それなのに、まだオレを元気づけようとしてくれるこいつは優しすぎると思う。

元マネからの脅迫に似た要求。
常に見張ってるらしい。

だけど、こいつと全然関係の無い話をしているとすごく気が楽になる。


「あ、晴くん…っ!」
カメラを取り出して急いで駆け寄ってくるそいつ。
コレ見て、と差し出され、カメラを渡される。

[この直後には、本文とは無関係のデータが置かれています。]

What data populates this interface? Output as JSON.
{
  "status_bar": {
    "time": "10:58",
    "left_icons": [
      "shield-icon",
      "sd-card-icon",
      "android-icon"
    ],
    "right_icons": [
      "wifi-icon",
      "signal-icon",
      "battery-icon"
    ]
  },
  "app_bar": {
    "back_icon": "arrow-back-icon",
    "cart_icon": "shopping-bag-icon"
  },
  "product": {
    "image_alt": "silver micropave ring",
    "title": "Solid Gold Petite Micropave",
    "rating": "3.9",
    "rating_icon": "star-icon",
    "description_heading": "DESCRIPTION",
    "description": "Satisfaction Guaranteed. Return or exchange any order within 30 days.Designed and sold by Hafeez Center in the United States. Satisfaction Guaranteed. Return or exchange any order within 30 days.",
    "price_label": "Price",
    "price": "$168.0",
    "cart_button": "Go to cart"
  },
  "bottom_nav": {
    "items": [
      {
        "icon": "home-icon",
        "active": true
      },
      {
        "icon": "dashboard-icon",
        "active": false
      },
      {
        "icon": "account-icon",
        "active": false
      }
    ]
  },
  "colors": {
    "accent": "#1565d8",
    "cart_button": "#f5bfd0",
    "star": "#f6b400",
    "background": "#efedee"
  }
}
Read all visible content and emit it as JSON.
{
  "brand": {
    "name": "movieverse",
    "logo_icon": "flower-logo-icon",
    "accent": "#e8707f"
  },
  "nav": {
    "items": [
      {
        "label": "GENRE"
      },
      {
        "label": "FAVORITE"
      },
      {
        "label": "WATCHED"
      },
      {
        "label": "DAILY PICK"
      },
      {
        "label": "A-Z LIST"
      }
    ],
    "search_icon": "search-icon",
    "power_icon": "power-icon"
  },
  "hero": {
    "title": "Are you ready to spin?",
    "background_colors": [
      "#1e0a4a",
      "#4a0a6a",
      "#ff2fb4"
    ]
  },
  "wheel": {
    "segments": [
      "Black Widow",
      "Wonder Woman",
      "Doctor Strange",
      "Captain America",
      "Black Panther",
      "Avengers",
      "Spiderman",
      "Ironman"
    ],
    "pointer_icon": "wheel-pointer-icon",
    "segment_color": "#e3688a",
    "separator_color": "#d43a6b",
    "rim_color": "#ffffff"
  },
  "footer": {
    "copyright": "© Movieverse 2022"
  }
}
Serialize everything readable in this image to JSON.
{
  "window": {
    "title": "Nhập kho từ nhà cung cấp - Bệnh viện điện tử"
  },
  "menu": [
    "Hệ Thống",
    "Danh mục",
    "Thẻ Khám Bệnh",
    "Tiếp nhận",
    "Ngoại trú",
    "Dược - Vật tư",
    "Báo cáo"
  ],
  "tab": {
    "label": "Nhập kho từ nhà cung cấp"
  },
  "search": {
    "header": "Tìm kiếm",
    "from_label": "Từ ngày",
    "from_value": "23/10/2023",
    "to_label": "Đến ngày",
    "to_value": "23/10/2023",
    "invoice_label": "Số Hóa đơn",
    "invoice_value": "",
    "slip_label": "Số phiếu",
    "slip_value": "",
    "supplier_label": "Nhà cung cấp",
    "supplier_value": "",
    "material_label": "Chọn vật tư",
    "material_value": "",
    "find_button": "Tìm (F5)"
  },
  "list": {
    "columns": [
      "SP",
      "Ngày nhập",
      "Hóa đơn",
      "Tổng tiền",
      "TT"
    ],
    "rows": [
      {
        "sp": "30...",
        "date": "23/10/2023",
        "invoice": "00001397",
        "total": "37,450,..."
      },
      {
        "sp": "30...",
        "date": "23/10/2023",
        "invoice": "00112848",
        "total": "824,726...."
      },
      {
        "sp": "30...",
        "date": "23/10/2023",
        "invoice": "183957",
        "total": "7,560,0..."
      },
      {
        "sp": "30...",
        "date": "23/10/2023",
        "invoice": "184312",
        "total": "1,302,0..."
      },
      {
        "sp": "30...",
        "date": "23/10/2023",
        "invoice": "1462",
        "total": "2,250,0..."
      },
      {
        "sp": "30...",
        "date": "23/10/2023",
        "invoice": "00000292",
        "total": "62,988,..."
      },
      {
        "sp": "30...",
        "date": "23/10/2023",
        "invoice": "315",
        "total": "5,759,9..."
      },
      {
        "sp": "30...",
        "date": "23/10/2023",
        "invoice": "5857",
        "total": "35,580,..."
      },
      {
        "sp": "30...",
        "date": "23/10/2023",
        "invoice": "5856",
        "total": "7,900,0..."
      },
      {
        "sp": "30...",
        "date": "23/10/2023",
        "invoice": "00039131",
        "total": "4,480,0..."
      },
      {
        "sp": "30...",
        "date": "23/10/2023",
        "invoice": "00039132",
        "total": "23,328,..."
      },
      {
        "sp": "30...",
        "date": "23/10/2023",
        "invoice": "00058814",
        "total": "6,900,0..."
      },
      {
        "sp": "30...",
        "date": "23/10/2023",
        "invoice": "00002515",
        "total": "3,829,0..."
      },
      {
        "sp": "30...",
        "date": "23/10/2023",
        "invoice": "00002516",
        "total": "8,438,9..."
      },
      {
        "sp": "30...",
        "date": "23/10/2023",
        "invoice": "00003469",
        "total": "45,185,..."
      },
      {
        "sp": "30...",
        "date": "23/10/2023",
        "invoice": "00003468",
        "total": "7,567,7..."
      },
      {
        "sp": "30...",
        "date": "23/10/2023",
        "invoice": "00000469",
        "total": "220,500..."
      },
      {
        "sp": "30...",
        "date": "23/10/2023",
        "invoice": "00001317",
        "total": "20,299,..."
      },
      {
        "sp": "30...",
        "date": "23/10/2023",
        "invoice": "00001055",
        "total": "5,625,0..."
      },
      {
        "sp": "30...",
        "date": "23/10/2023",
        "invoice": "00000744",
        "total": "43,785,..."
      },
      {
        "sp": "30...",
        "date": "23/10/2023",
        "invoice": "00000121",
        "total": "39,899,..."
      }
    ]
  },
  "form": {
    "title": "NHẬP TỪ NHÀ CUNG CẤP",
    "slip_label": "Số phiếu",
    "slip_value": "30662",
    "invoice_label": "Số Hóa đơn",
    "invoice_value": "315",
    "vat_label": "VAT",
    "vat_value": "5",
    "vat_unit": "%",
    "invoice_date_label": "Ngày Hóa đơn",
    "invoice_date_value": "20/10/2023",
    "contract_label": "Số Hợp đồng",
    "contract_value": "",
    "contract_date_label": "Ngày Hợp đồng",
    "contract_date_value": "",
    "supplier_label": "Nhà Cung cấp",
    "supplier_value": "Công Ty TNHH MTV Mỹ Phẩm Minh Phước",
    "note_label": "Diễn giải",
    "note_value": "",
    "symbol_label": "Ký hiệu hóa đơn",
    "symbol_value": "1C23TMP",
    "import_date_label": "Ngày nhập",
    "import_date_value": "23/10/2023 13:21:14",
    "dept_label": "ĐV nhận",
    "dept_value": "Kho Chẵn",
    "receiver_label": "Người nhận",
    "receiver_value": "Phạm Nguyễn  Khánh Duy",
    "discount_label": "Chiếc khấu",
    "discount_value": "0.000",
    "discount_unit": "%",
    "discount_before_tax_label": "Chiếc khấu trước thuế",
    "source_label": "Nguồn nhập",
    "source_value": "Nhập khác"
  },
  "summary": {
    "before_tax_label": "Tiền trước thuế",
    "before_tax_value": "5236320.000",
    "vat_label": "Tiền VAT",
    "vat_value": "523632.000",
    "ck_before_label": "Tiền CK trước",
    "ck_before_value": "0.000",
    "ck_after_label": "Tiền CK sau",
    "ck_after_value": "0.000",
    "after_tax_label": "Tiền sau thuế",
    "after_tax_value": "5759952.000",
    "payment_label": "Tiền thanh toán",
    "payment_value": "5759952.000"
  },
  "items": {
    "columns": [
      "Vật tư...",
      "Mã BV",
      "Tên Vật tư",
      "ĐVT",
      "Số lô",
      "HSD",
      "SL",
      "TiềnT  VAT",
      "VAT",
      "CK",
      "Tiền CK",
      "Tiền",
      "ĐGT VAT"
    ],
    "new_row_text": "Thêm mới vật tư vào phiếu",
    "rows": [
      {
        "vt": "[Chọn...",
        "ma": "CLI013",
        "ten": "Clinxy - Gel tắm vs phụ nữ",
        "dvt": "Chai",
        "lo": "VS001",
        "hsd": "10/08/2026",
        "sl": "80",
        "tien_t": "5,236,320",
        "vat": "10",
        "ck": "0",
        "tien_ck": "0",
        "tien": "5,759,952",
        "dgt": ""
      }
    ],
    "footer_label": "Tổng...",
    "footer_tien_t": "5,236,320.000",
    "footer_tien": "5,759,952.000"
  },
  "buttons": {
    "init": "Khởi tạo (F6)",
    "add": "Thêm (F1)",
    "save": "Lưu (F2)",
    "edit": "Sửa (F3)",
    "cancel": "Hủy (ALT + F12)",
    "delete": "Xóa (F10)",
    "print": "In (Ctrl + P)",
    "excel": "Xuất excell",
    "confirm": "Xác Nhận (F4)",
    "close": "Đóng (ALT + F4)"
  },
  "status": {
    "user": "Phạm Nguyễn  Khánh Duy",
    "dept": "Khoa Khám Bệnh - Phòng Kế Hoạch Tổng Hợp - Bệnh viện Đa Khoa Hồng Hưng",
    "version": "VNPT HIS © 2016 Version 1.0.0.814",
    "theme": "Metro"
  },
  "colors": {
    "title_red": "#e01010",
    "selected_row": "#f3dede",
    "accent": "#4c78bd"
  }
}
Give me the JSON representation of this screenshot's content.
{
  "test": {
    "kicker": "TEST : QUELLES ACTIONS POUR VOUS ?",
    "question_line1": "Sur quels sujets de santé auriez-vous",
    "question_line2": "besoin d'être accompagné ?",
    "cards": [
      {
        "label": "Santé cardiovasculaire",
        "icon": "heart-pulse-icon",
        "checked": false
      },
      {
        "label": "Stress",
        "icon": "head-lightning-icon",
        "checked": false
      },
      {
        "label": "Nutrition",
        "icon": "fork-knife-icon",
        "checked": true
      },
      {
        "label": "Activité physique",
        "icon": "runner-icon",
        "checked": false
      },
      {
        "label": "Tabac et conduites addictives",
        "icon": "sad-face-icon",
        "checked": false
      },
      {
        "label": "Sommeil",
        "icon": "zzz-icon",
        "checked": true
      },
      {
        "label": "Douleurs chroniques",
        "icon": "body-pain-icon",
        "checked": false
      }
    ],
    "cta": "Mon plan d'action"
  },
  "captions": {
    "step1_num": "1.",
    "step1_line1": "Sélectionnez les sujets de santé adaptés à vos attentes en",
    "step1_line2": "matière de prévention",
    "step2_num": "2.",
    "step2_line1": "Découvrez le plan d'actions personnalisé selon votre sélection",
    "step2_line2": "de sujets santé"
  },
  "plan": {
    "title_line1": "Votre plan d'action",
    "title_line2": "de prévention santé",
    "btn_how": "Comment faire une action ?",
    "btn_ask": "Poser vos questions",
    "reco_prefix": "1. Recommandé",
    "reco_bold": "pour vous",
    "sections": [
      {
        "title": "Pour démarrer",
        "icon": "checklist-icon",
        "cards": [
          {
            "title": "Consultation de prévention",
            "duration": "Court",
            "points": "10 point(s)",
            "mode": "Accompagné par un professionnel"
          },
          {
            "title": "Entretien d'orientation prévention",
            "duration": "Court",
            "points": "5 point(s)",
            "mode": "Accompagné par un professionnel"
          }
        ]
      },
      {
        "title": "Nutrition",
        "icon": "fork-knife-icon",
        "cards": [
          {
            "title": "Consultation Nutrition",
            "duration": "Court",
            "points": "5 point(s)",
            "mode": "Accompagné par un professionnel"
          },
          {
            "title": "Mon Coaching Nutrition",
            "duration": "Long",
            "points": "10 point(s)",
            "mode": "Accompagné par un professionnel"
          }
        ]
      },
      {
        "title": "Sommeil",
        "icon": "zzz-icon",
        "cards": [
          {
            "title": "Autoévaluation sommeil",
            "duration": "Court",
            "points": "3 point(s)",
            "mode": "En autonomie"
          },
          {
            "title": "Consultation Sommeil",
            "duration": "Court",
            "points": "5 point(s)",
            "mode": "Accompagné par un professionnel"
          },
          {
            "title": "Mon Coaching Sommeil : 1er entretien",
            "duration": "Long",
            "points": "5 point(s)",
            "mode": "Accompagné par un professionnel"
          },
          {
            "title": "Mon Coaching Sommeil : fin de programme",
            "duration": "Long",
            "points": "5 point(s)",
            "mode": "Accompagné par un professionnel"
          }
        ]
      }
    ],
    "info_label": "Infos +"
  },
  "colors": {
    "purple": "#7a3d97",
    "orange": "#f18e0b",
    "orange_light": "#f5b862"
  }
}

いつも持ち歩いているカメラを。

「これ…、え、何がしたいの?」
「写真みて元気出して!楽しい思い出が沢山あるんだよ」
いつか言ってた気がする。
写真で思い出を残していきたいと。

そして、カメラを眺める。
いくつもの写真が残されていて。

すると、ある写真で手が止まった。

「ククッ……、こ、これ………っ、」

懐かしい、ってほど前じゃないど。

「なんの写真?え、そんな笑える写真あった?」
「いや、別にぃ」
そして、そのまま返す。
「オレも写真撮ってみようかなぁ、面白そうだしさ」
「ほんとっ!?一緒に撮ろ!」
目を光らせてオレを見るこいつは、元モデルのオレから見てもそこらの女子より可愛いと思う。
「まだやるとは決まってないけどぉ」

なんか、笑えてくる。
普通に会話しているだけなのに、ね。





んん、と伸びをする。
そしてゆっくり目を閉じる。
まぶたに浮かんだのは、さっき見た、オレが前に撮ったあいつの写真。
まだまだ下手だけど、残しておいてくれて、少しだけ嬉しかったかもねぇ。